Filmvorführung „IUVENTA – Seenotrettung: ein Akt der Menschlichkeit“ und anschließende Diskussion mit den Crew-Mitgliedern Anna Bartz und Carlotta Weibl. Die Veranstaltung wird von Sea-Eye Hochschulgruppe Bonn und Jugend Rettet e.V. Nordrhein-Westfalen organisiert und findet im Veranstaltungsraum 1 statt. Die Veranstaltung findet in Kooperation mit Alte VHS Bonn und Rhizom Bonn e.V. statt.

Eine Gruppe junger engagierter Menschen gründet 2015 die Initiative JUGEND RETTET. Über eine Crowdfunding-Kampagne kaufen sie einen umgebauten Fischkutter und taufen ihn auf den Namen „Iuventa“. Im darauffolgenden Jahr startet ihr Schiff zu seiner ersten Mission.

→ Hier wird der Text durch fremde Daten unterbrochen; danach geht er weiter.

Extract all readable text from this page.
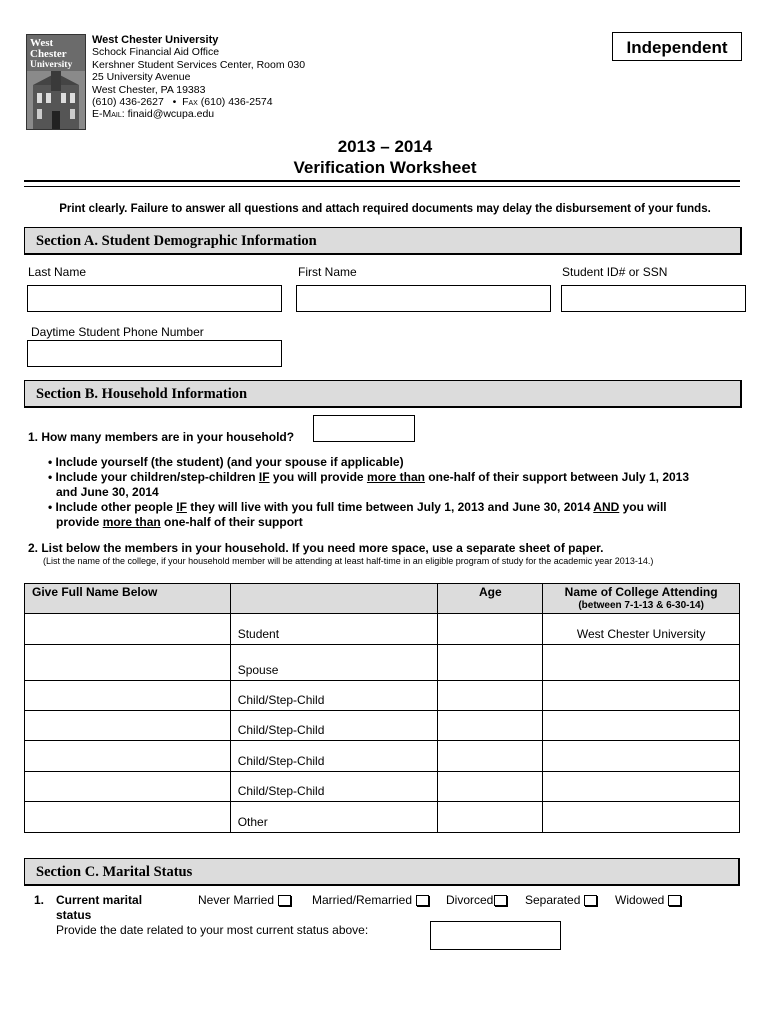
West
Chester
University
West Chester University
Schock Financial Aid Office
Kershner Student Services Center, Room 030
25 University Avenue
West Chester, PA 19383
(610) 436-2627   •  Fax (610) 436-2574
E-Mail: finaid@wcupa.edu
Independent
2013 – 2014
Verification Worksheet
Print clearly. Failure to answer all questions and attach required documents may delay the disbursement of your funds.
Section A. Student Demographic Information
Last Name	First Name	Student ID# or SSN
Daytime Student Phone Number
Section B. Household Information
1. How many members are in your household?
• Include yourself (the student) (and your spouse if applicable)
• Include your children/step-children IF you will provide more than one-half of their support between July 1, 2013
and June 30, 2014
• Include other people IF they will live with you full time between July 1, 2013 and June 30, 2014 AND you will
provide more than one-half of their support
2. List below the members in your household. If you need more space, use a separate sheet of paper.
(List the name of the college, if your household member will be attending at least half-time in an eligible program of study for the academic year 2013-14.)
Give Full Name Below		Age	Name of College Attending
(between 7-1-13 & 6-30-14)

	Student		West Chester University
	Spouse		
	Child/Step-Child		
	Child/Step-Child		
	Child/Step-Child		
	Child/Step-Child		
	Other		
Section C. Marital Status
1. Current marital
status
Never Married	Married/Remarried	Divorced	Separated	Widowed
Provide the date related to your most current status above:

Nach fast zwei Jahren und ca. 14.000 auf hoher See geretteter Menschen wurde im August 2017 das Schiff von italienischen Behörden in Lampedusa beschlagnahmt. Seitdem kursiert der Vorwurf der Kooperation mit Schlepperbanden. Eine Anklage ist jedoch bis heute nicht erfolgt. Die bewegende Geschichte wurde von Regisseur Michele Cinque festgehalten. Über ein Jahr lang verfolgt der Film das Leben der jungen Protagonist*innen, fängt die gesamte Spanne der Mission ein, beginnend mit dem Moment, in dem sie in See stechen und ihr unglaubliches Vorhaben wahr wird, bis zur Kollision mit der politischen Realität.

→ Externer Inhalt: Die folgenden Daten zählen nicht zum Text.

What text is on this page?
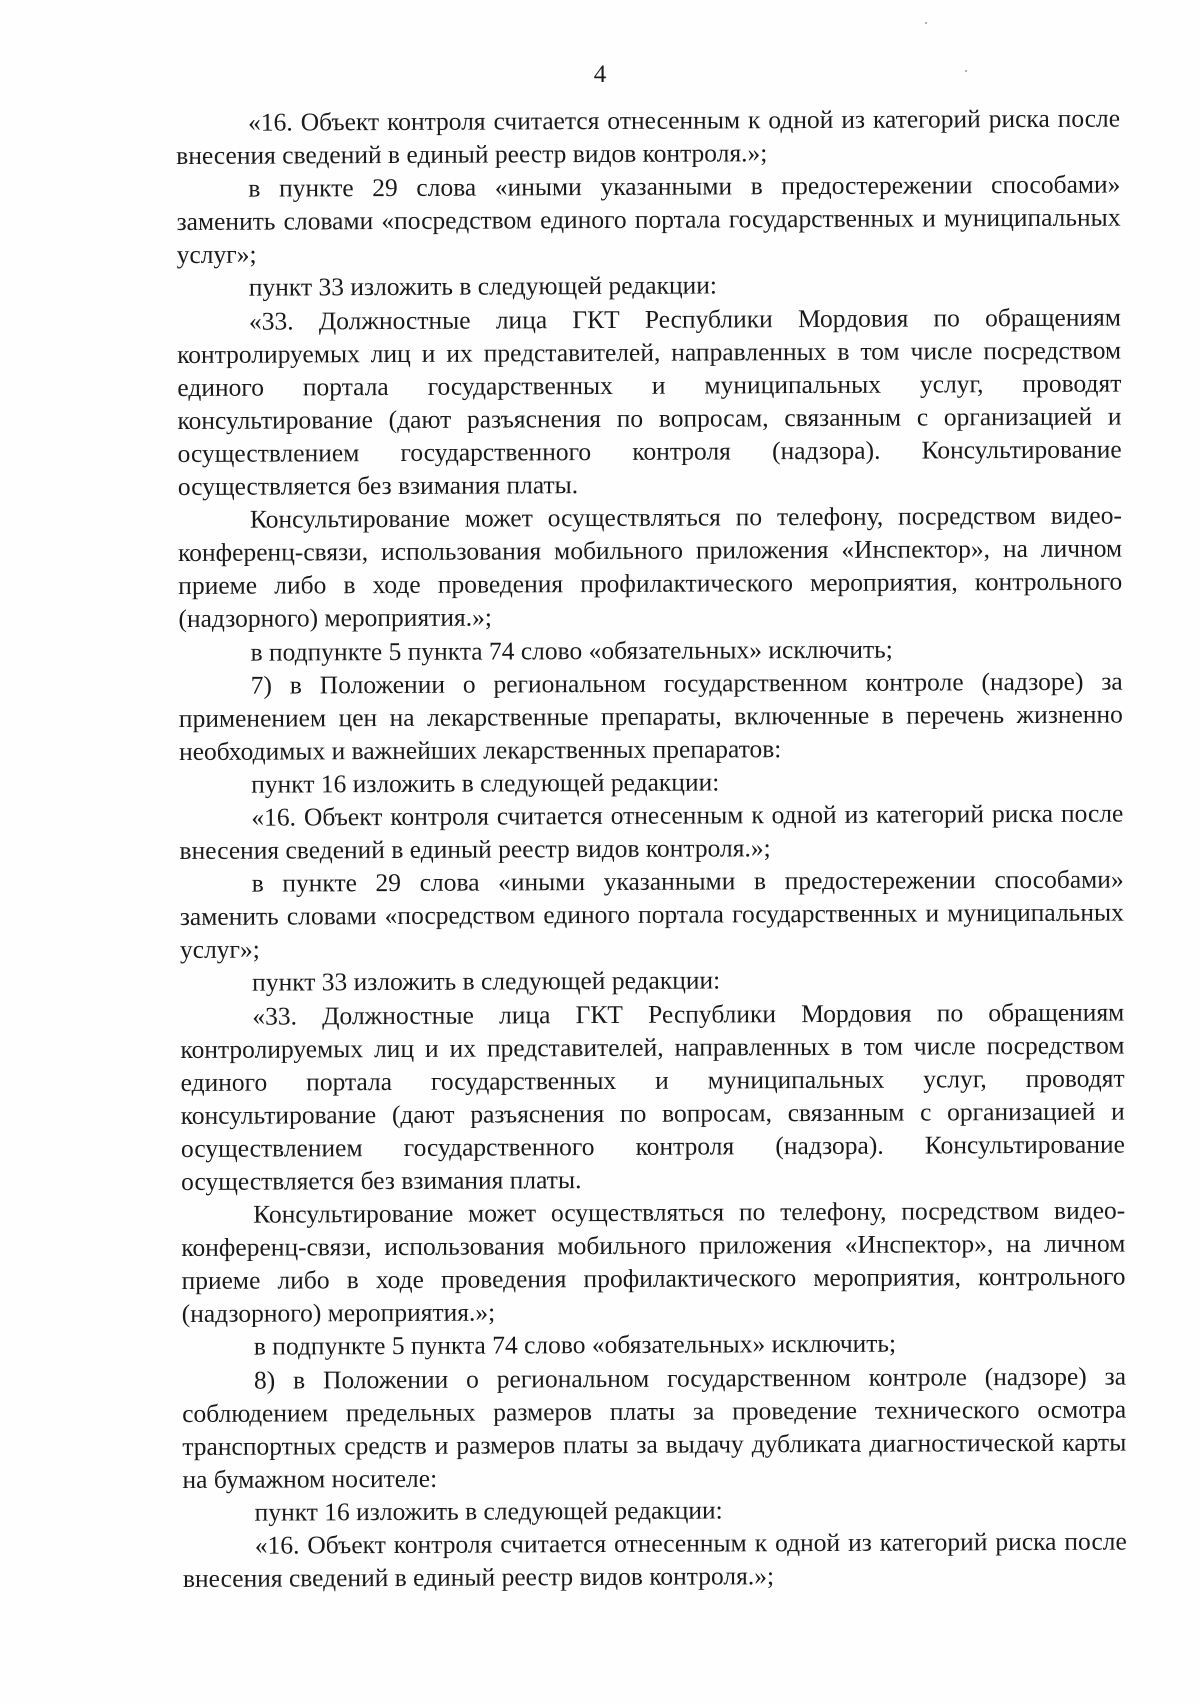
4

«16. Объект контроля считается отнесенным к одной из категорий риска после внесения сведений в единый реестр видов контроля.»;

в пункте 29 слова «иными указанными в предостережении способами» заменить словами «посредством единого портала государственных и муниципальных услуг»;

пункт 33 изложить в следующей редакции:

«33. Должностные лица ГКТ Республики Мордовия по обращениям контролируемых лиц и их представителей, направленных в том числе посредством единого портала государственных и муниципальных услуг, проводят консультирование (дают разъяснения по вопросам, связанным с организацией и осуществлением государственного контроля (надзора). Консультирование осуществляется без взимания платы.

Консультирование может осуществляться по телефону, посредством видео-конференц-связи, использования мобильного приложения «Инспектор», на личном приеме либо в ходе проведения профилактического мероприятия, контрольного (надзорного) мероприятия.»;

в подпункте 5 пункта 74 слово «обязательных» исключить;

7) в Положении о региональном государственном контроле (надзоре) за применением цен на лекарственные препараты, включенные в перечень жизненно необходимых и важнейших лекарственных препаратов:

пункт 16 изложить в следующей редакции:

«16. Объект контроля считается отнесенным к одной из категорий риска после внесения сведений в единый реестр видов контроля.»;

в пункте 29 слова «иными указанными в предостережении способами» заменить словами «посредством единого портала государственных и муниципальных услуг»;

пункт 33 изложить в следующей редакции:

«33. Должностные лица ГКТ Республики Мордовия по обращениям контролируемых лиц и их представителей, направленных в том числе посредством единого портала государственных и муниципальных услуг, проводят консультирование (дают разъяснения по вопросам, связанным с организацией и осуществлением государственного контроля (надзора). Консультирование осуществляется без взимания платы.

Консультирование может осуществляться по телефону, посредством видео-конференц-связи, использования мобильного приложения «Инспектор», на личном приеме либо в ходе проведения профилактического мероприятия, контрольного (надзорного) мероприятия.»;

в подпункте 5 пункта 74 слово «обязательных» исключить;

8) в Положении о региональном государственном контроле (надзоре) за соблюдением предельных размеров платы за проведение технического осмотра транспортных средств и размеров платы за выдачу дубликата диагностической карты на бумажном носителе:

пункт 16 изложить в следующей редакции:

«16. Объект контроля считается отнесенным к одной из категорий риска после внесения сведений в единый реестр видов контроля.»;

Im Anschluss an den Film gibt es eine Diskussion mit einem Crew-Mitglied von Jugend Rettet sowie der Pressesprecherin von Sea-Eye. Nachdem im letzten Sommer zwei Schiffe von Sea-Eye ebenfalls aus politischen Gründen vom Retten abgehalten werden, ist der Verein nun mit einem neuen Schiff („Alan Kurdi“) eine der letzten zivilen Seenotrettungsorganisationen auf dem Mittelmeer.

Ausschluss rechter Personen:
Die Veranstalter*innen behalten sich vor, Personen, die extrem rechten und/oder rassistischen Parteien, Organisationen oder Szenen angehören bzw. bereits in der Vergangenheit durch rassistische, antisemitische oder sonstige menschenverachtende Äußerungen oder Handlungen in Erscheinung getreten sind, den Zutritt zur Veranstaltung zu verwehren oder von dieser auszuschließen.